Die Verbände bewerten die Entwicklung grundsätzlich positiv, sehen jedoch weiterhin erheblichen Handlungsbedarf beim Ausbau der Schieneninfrastruktur.
Mehr Geld für das bestehende Netz
In den vergangenen Jahren wurden vor allem zusätzliche Mittel für die Modernisierung und Sanierung des bestehenden Netzes bereitgestellt. Aus Sicht der Allianz pro Schiene ist dies ein wichtiger Schritt, um die Leistungsfähigkeit der Infrastruktur zu sichern.
Gleichzeitig werde jedoch deutlich, dass der Ausbau von Kapazitäten bislang nicht im gleichen Maße vorankomme.
Kritik an fehlendem Aus- und Neubau
Nach Einschätzung des Verkehrsbündnisses konzentrieren sich die Investitionen bislang vor allem auf die Erneuerung bestehender Anlagen. Für zusätzliche Streckenkapazitäten und neue Infrastrukturprojekte stünden dagegen weiterhin zu wenige Mittel zur Verfügung.
Dadurch drohten Engpässe im Netz bestehen zu bleiben – sowohl im Personenverkehr als auch im Schienengüterverkehr.

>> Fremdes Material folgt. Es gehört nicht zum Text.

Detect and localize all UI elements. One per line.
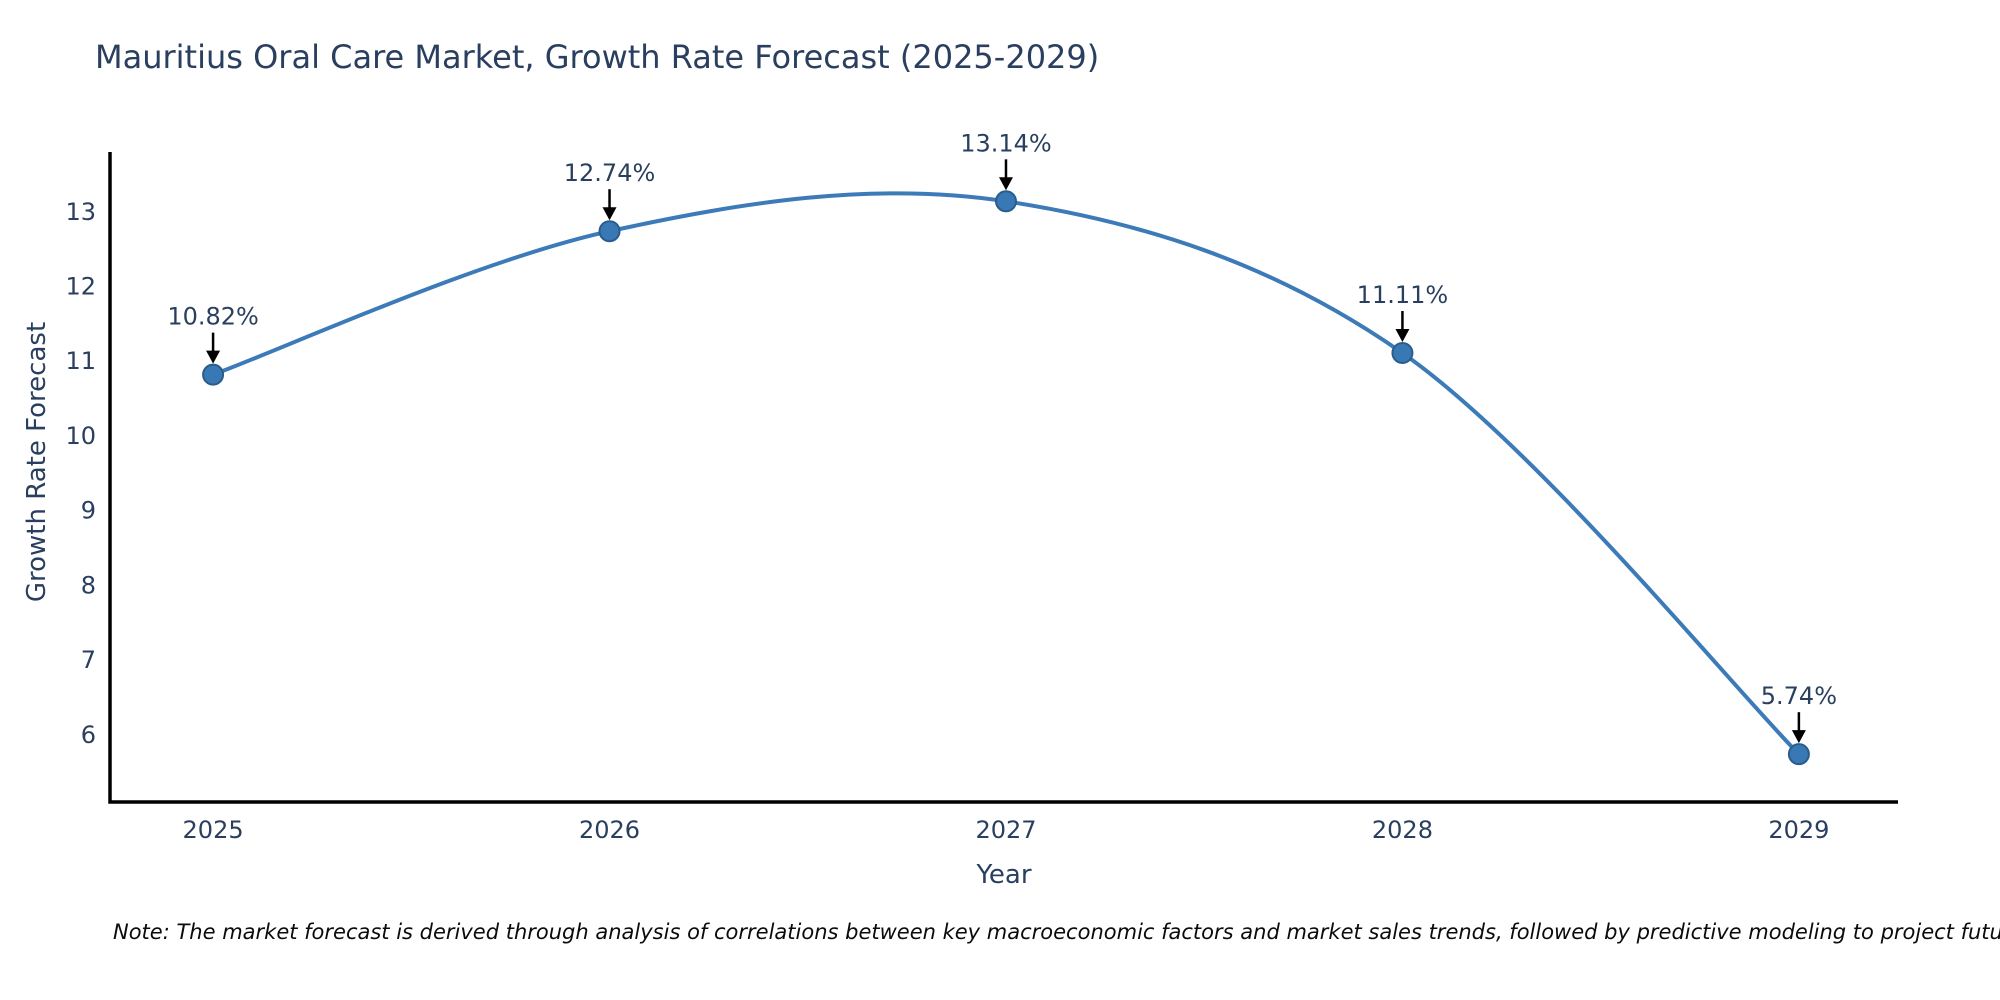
x-tick-label: 2027 [975, 816, 1036, 844]
data-point-label: 13.14% [960, 129, 1052, 157]
y-tick-label: 9 [81, 497, 96, 525]
x-tick-label: 2028 [1372, 816, 1433, 844]
data-point [1787, 743, 1810, 766]
chart-title: Mauritius Oral Care Market, Growth Rate … [95, 38, 1100, 76]
y-axis-title: Growth Rate Forecast [22, 321, 52, 603]
x-tick-label: 2025 [183, 816, 244, 844]
data-point [1391, 341, 1414, 364]
data-point-label: 11.11% [1357, 281, 1449, 309]
x-axis-title: Year [976, 860, 1032, 890]
data-point-label: 10.82% [167, 303, 259, 331]
annotation-arrowhead [206, 350, 221, 364]
y-tick-label: 7 [81, 646, 96, 674]
data-point [202, 363, 225, 386]
annotation-arrowhead [998, 177, 1013, 191]
axis-line [108, 152, 1898, 804]
trend-line [211, 191, 1801, 757]
y-tick-label: 10 [65, 422, 96, 450]
annotation-arrowhead [1791, 730, 1806, 744]
x-tick-label: 2029 [1768, 816, 1829, 844]
data-point [598, 220, 621, 243]
data-point-label: 12.74% [564, 159, 656, 187]
y-tick-label: 8 [81, 571, 96, 599]
y-tick-label: 13 [65, 198, 96, 226]
annotation-arrowhead [602, 207, 617, 221]
y-tick-label: 11 [65, 347, 96, 375]
data-point-label: 5.74% [1761, 682, 1837, 710]
x-tick-label: 2026 [579, 816, 640, 844]
y-tick-label: 12 [65, 272, 96, 300]
footnote: Note: The market forecast is derived thr… [113, 920, 2000, 944]
annotation-arrowhead [1395, 328, 1410, 342]
y-tick-label: 6 [81, 721, 96, 749]
data-point [994, 190, 1017, 213]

Forderung nach langfristiger Finanzierung
Die Allianz pro Schiene spricht sich daher für eine grundlegende Reform der Finanzierungsstrukturen aus. Investitionen in die Schiene sollten nach Ansicht der Organisation nicht von jährlichen Haushaltsentscheidungen abhängig sein.
Vorgeschlagen wird eine mehrjährige und verlässlich planbare Finanzierung, die Infrastrukturprojekte über längere Zeiträume absichert und Planungssicherheit schafft.
Als Beispiel wird dabei auf Modelle in anderen europäischen Ländern verwiesen.